Admission controllers are Kubernetes components that intercept requests to the API server before the persistence of objects. These policies ensure that workloads meet specific requirements by either validating or modifying them. In Chainguard environments, admission controller policies focus on signature verification for container images and conducting image provenance checks to uphold security and compliance.
How It Works
Admission controllers function as a series of webhooks that receive a request when a user tries to create or modify a Kubernetes resource. After the API server processes the request, it invokes the appropriate admission controller based on predefined policies. For example, in a Chainguard context, policy checks might confirm that container images are signed with a trusted key and derive from a secure source. If an image fails validation, the controller can reject the deployment or mutate it to align with compliance standards.

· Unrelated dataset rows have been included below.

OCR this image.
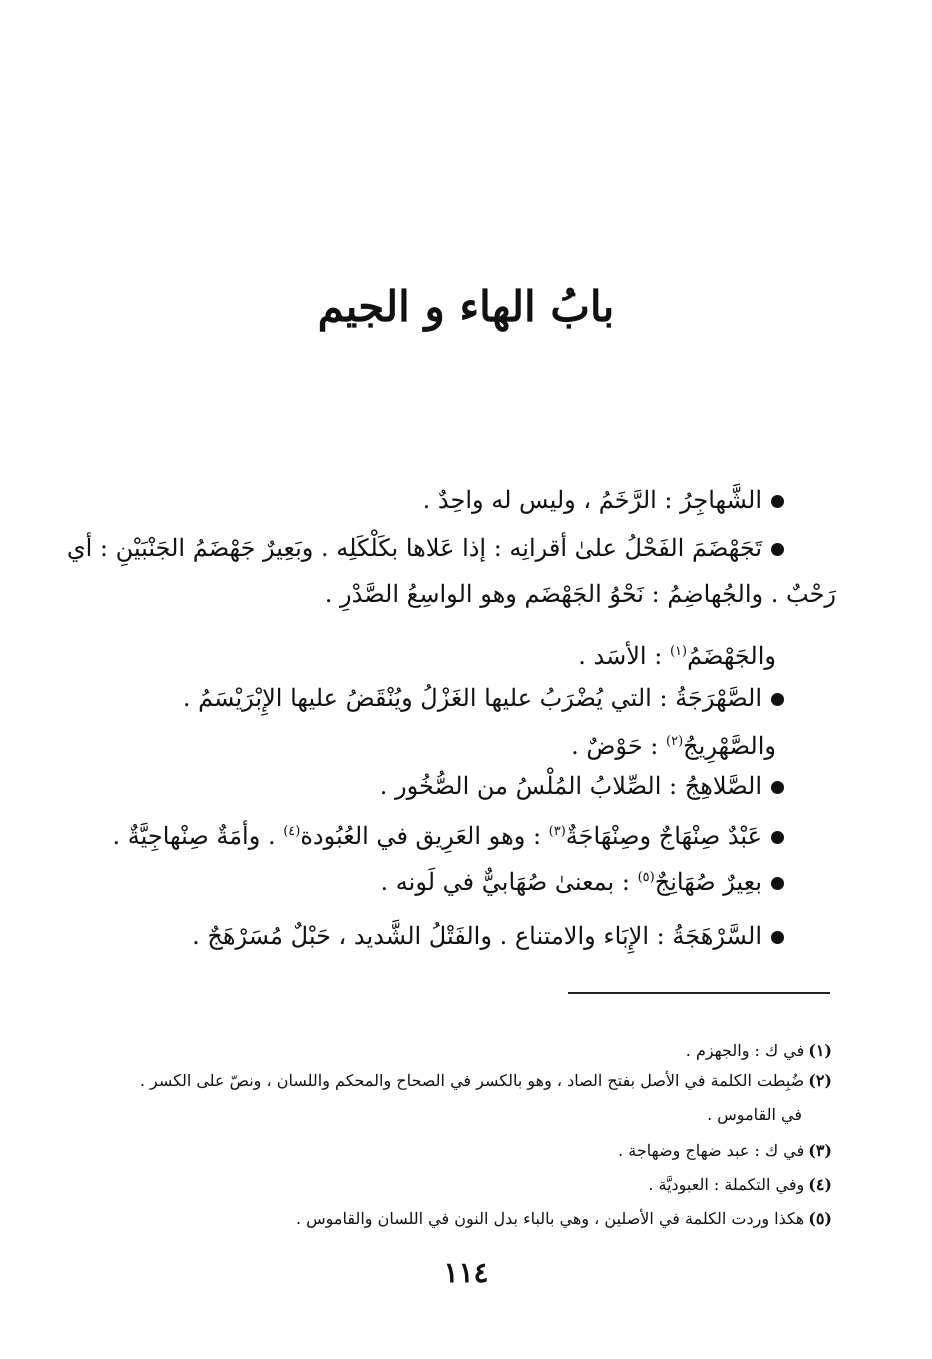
بابُ الهاء و الجيم
الشَّهاجِرُ : الرَّخَمُ ، وليس له واحِدٌ .
تَجَهْضَمَ الفَحْلُ علىٰ أقرانِه : إذا عَلاها بكَلْكَلِه . وبَعِيرٌ جَهْضَمُ الجَنْبَيْنِ : أي
رَحْبٌ . والجُهاضِمُ : نَحْوُ الجَهْضَم وهو الواسِعُ الصَّدْرِ .
والجَهْضَمُ$^{(١)}$ : الأسَد .
الصَّهْرَجَةُ : التي يُضْرَبُ عليها الغَزْلُ ويُنْقَضُ عليها الإِبْرَيْسَمُ .
والصَّهْرِيجُ$^{(٢)}$ : حَوْضٌ .
الصَّلاهِجُ : الصِّلابُ المُلْسُ من الصُّخُور .
عَبْدٌ صِنْهَاجٌ وصِنْهَاجَةٌ$^{(٣)}$ : وهو العَرِيق في العُبُودة$^{(٤)}$ . وأمَةٌ صِنْهاجِيَّةٌ .
بعِيرٌ صُهَانِجٌ$^{(٥)}$ : بمعنىٰ صُهَابيٌّ في لَونه .
السَّرْهَجَةُ : الإِبَاء والامتناع . والفَتْلُ الشَّديد ، حَبْلٌ مُسَرْهَجٌ .
(١)في ك : والجهزم .
(٢)ضُبِطت الكلمة في الأصل بفتح الصاد ، وهو بالكسر في الصحاح والمحكم واللسان ، ونصّ على الكسر .
في القاموس .
(٣)في ك : عبد ضهاج وضهاجة .
(٤)وفي التكملة : العبوديَّة .
(٥)هكذا وردت الكلمة في الأصلين ، وهي بالباء بدل النون في اللسان والقاموس .
١١٤
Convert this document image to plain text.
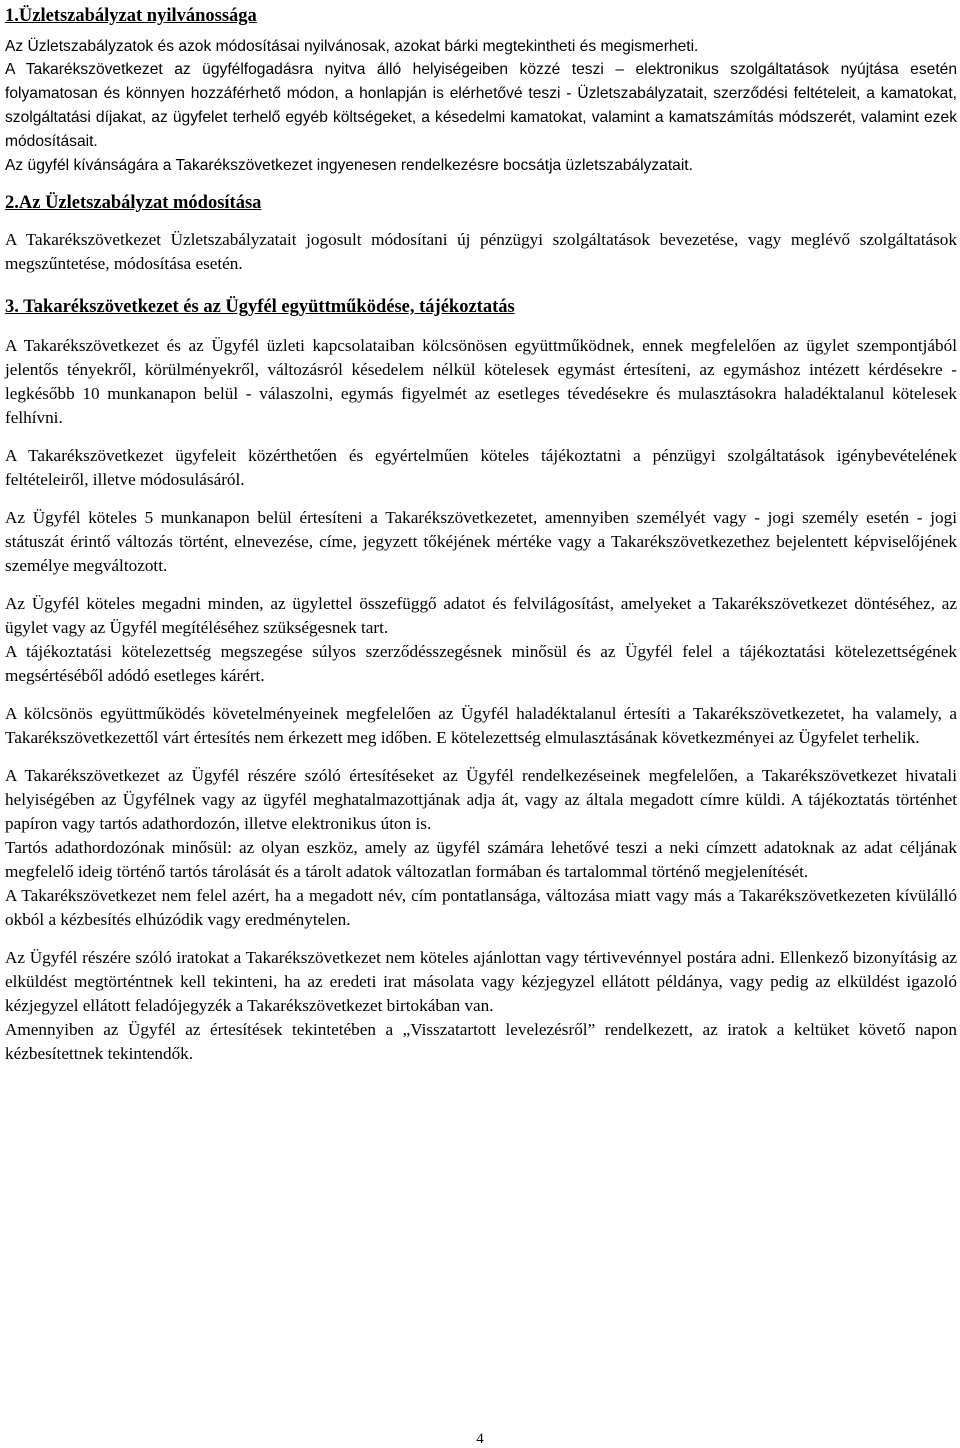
1.Üzletszabályzat nyilvánossága

Az Üzletszabályzatok és azok módosításai nyilvánosak, azokat bárki megtekintheti és megismerheti.

A Takarékszövetkezet az ügyfélfogadásra nyitva álló helyiségeiben közzé teszi – elektronikus szolgáltatások nyújtása esetén folyamatosan és könnyen hozzáférhető módon, a honlapján is elérhetővé teszi - Üzletszabályzatait, szerződési feltételeit, a kamatokat, szolgáltatási díjakat, az ügyfelet terhelő egyéb költségeket, a késedelmi kamatokat, valamint a kamatszámítás módszerét, valamint ezek módosításait.

Az ügyfél kívánságára a Takarékszövetkezet ingyenesen rendelkezésre bocsátja üzletszabályzatait.

2.Az Üzletszabályzat módosítása

A Takarékszövetkezet Üzletszabályzatait jogosult módosítani új pénzügyi szolgáltatások bevezetése, vagy meglévő szolgáltatások megszűntetése, módosítása esetén.

3. Takarékszövetkezet és az Ügyfél együttműködése, tájékoztatás

A Takarékszövetkezet és az Ügyfél üzleti kapcsolataiban kölcsönösen együttműködnek, ennek megfelelően az ügylet szempontjából jelentős tényekről, körülményekről, változásról késedelem nélkül kötelesek egymást értesíteni, az egymáshoz intézett kérdésekre - legkésőbb 10 munkanapon belül - válaszolni, egymás figyelmét az esetleges tévedésekre és mulasztásokra haladéktalanul kötelesek felhívni.

A Takarékszövetkezet ügyfeleit közérthetően és egyértelműen köteles tájékoztatni a pénzügyi szolgáltatások igénybevételének feltételeiről, illetve módosulásáról.

Az Ügyfél köteles 5 munkanapon belül értesíteni a Takarékszövetkezetet, amennyiben személyét vagy - jogi személy esetén - jogi státuszát érintő változás történt, elnevezése, címe, jegyzett tőkéjének mértéke vagy a Takarékszövetkezethez bejelentett képviselőjének személye megváltozott.

Az Ügyfél köteles megadni minden, az ügylettel összefüggő adatot és felvilágosítást, amelyeket a Takarékszövetkezet döntéséhez, az ügylet vagy az Ügyfél megítéléséhez szükségesnek tart.

A tájékoztatási kötelezettség megszegése súlyos szerződésszegésnek minősül és az Ügyfél felel a tájékoztatási kötelezettségének megsértéséből adódó esetleges kárért.

A kölcsönös együttműködés követelményeinek megfelelően az Ügyfél haladéktalanul értesíti a Takarékszövetkezetet, ha valamely, a Takarékszövetkezettől várt értesítés nem érkezett meg időben. E kötelezettség elmulasztásának következményei az Ügyfelet terhelik.

A Takarékszövetkezet az Ügyfél részére szóló értesítéseket az Ügyfél rendelkezéseinek megfelelően, a Takarékszövetkezet hivatali helyiségében az Ügyfélnek vagy az ügyfél meghatalmazottjának adja át, vagy az általa megadott címre küldi. A tájékoztatás történhet papíron vagy tartós adathordozón, illetve elektronikus úton is.

Tartós adathordozónak minősül: az olyan eszköz, amely az ügyfél számára lehetővé teszi a neki címzett adatoknak az adat céljának megfelelő ideig történő tartós tárolását és a tárolt adatok változatlan formában és tartalommal történő megjelenítését.

A Takarékszövetkezet nem felel azért, ha a megadott név, cím pontatlansága, változása miatt vagy más a Takarékszövetkezeten kívülálló okból a kézbesítés elhúzódik vagy eredménytelen.

Az Ügyfél részére szóló iratokat a Takarékszövetkezet nem köteles ajánlottan vagy tértivevénnyel postára adni. Ellenkező bizonyításig az elküldést megtörténtnek kell tekinteni, ha az eredeti irat másolata vagy kézjegyzel ellátott példánya, vagy pedig az elküldést igazoló kézjegyzel ellátott feladójegyzék a Takarékszövetkezet birtokában van.

Amennyiben az Ügyfél az értesítések tekintetében a „Visszatartott levelezésről” rendelkezett, az iratok a keltüket követő napon kézbesítettnek tekintendők.

4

These policies can operate in two primary modes: validating and mutating. Validating admission controllers examine requests and can deny those that do not meet criteria, while mutating controllers can alter the configurations of workloads before they are accepted. This ensures that all deployments conform to established security practices by enforcing integrity and provenance checks on the images being run.
Why It Matters
Implementing these policies fosters a higher security posture by proactively blocking potentially harmful workloads before they can compromise the system. This pre-deployment scrutiny mitigates risks associated with unverified code and enhances overall infrastructure reliability. Organizations benefit from improved compliance with industry regulations, thereby reducing the likelihood of costly security breaches and operational downtime.
Key Takeaway
Admission controller policies enforce security and compliance by validating container images before deployment, ensuring only trusted workloads run in the environment.